Kasubdit III Direktorat Tindak Pidana Tertentu Bareskrim Polri, Kombes Pipit Subiyanto, mengungkapkan bahwa mayoritas tersangka adalah perorangan yang membakar lahan miliknya sendiri. Motif yang mendominasi adalah pembukaan lahan baru, sebuah praktik yang kerap menjadi pemicu karhutla di Indonesia. "Mereka melakukan pembakaran di lahan yang berada di sekitar atau merupakan miliknya sendiri," ujarnya dalam keterangan resmi, Sabtu (5/9).
Sebaran tersangka menunjukkan konsentrasi di wilayah-wilayah rawan karhutla. Polda Riau memimpin dengan 42 tersangka, disusul Sumatera Selatan dan Kalimantan Tengah masing-masing 20 orang. Kalimantan Timur mencatat 13 tersangka, Jambi 8, Kalimantan Barat 7, dan Kalimantan Selatan 3. Polri menegaskan bahwa proses hukum masih berjalan; dari 169 laporan, 55 perkara masih dalam penyelidikan dan 79 dalam tahap penyidikan.
Luas kebakaran juga bervariasi antarwilayah. Riau kembali menempati posisi teratas dengan 2.112,25 hektare lahan terbakar, disusul Kalimantan Barat (1.696,3 hektare) dan Lampung (637,4 hektare). Angka-angka ini memperlihatkan bahwa karhutla bukan sekadar persoalan hukum, melainkan juga ancaman serius terhadap lingkungan dan kesehatan masyarakat, terutama saat kabut asap melintasi batas provinsi hingga ke negara tetangga.
Yang menarik, Polri membuka ruang untuk menindak korporasi.
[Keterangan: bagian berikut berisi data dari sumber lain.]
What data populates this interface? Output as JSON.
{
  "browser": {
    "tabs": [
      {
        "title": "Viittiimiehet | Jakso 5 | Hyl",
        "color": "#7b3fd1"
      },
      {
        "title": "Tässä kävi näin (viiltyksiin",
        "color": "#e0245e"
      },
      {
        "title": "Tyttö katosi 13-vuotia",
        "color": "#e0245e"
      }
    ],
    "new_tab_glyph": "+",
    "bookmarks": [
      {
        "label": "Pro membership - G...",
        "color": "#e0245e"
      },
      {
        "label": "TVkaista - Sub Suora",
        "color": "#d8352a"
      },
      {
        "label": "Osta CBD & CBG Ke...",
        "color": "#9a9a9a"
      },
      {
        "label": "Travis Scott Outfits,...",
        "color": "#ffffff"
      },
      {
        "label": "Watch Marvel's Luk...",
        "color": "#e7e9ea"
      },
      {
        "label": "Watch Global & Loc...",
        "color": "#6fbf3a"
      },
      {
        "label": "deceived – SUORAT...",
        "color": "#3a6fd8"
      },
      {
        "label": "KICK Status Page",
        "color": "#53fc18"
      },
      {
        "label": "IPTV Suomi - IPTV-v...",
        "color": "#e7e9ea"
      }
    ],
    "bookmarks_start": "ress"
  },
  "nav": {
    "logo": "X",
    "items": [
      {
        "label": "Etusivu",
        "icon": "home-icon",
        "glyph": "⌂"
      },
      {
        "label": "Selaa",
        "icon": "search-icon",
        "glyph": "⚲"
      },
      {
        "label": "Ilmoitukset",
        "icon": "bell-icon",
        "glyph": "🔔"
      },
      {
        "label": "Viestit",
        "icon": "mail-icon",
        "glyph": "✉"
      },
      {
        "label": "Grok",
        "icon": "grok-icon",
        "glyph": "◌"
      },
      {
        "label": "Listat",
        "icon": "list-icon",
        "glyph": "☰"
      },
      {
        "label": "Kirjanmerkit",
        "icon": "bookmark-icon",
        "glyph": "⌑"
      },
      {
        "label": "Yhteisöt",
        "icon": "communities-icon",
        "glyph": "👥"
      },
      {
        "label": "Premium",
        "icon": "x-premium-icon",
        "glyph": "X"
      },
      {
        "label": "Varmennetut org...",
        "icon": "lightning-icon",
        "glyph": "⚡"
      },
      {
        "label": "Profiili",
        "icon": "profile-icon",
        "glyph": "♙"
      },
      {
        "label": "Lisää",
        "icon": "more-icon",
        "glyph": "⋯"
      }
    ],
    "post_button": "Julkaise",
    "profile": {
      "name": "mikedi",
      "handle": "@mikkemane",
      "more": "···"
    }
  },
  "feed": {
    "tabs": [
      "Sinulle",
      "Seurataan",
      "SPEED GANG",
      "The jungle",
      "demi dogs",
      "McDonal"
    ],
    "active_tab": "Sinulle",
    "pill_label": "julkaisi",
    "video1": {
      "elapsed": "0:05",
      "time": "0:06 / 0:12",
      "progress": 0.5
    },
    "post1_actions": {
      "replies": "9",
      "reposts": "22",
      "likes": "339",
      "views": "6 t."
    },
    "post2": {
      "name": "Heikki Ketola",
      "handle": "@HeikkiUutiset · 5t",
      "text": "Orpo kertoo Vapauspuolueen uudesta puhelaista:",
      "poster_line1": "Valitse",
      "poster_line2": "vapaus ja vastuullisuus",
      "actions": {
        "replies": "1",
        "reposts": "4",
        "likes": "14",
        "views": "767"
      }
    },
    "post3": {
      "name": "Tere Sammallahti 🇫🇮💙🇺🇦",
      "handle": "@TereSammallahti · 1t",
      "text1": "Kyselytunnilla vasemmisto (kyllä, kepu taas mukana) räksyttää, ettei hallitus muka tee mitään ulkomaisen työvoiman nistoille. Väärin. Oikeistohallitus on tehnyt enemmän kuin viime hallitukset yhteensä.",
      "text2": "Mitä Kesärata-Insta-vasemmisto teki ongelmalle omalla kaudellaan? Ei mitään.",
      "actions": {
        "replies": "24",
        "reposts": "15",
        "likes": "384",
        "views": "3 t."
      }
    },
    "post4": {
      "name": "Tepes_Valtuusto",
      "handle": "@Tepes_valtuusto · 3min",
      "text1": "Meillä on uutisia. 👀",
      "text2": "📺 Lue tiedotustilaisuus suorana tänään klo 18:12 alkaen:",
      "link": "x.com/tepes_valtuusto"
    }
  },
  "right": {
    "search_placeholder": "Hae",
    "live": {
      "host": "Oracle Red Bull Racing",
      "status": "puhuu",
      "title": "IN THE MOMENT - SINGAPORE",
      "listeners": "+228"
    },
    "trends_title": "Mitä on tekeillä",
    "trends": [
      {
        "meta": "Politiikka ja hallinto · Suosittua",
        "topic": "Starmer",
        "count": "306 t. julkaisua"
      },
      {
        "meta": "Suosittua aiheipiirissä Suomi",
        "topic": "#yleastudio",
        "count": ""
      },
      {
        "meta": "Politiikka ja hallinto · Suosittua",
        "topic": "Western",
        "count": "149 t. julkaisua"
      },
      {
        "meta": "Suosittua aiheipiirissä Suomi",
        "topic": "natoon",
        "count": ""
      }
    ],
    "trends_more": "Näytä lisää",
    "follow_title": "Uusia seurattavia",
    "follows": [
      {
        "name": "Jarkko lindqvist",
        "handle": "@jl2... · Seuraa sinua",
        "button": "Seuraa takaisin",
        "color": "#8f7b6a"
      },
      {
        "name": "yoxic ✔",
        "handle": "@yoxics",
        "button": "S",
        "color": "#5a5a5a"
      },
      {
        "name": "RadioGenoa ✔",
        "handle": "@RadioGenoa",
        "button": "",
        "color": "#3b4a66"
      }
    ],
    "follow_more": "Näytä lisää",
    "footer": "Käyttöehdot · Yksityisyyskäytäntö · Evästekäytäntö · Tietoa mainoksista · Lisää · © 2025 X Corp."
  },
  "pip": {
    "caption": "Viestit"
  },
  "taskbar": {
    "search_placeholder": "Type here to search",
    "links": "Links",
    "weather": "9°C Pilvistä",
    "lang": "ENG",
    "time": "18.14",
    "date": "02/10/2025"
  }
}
Pipit menyatakan, "Apabila dalam proses penyelidikan maupun penyidikan ditemukan adanya keterlibatan korporasi, tentunya akan kami tindak lanjuti sesuai dengan ketentuan hukum yang berlaku." Pernyataan ini penting mengingat selama ini karhutla sering dikaitkan dengan perkebunan skala besar, baik milik perusahaan swasta maupun negara.
Kepala Biro Penerangan Masyarakat Divhumas Polri, Brigjen Trunoyudo Wisnu Andiko, menambahkan bahwa penegakan hukum adalah bagian dari strategi pencegahan sekaligus upaya memberi efek jera. "Penanganan karhutla membutuhkan sinergi seluruh pihak," katanya. Polri juga mengajak masyarakat untuk melaporkan aktivitas yang berpotensi memicu kebakaran, sembari menjamin setiap laporan akan ditindaklanjuti secara profesional.
Bagi Indonesia, karhutla bukan hanya soal penegakan hukum. Dampaknya merembet ke berbagai sektor: kesehatan masyarakat akibat kabut asap, kerugian ekonomi bagi petani dan pelaku usaha, hingga citra negara di mata dunia. Langkah Polri yang mulai menyasar perorangan dan mengancam korporasi menunjukkan pergeseran pendekatan—dari sekadar pemadaman ke arah pencegahan berbasis hukum. Namun, pertanyaan yang menggantung adalah seberapa jauh penindakan ini mampu menyentuh aktor-aktor besar yang selama ini luput dari jerat hukum. Dengan musim kemarau yang masih berlanjut, efektivitas strategi ini akan diuji dalam beberapa bulan ke depan.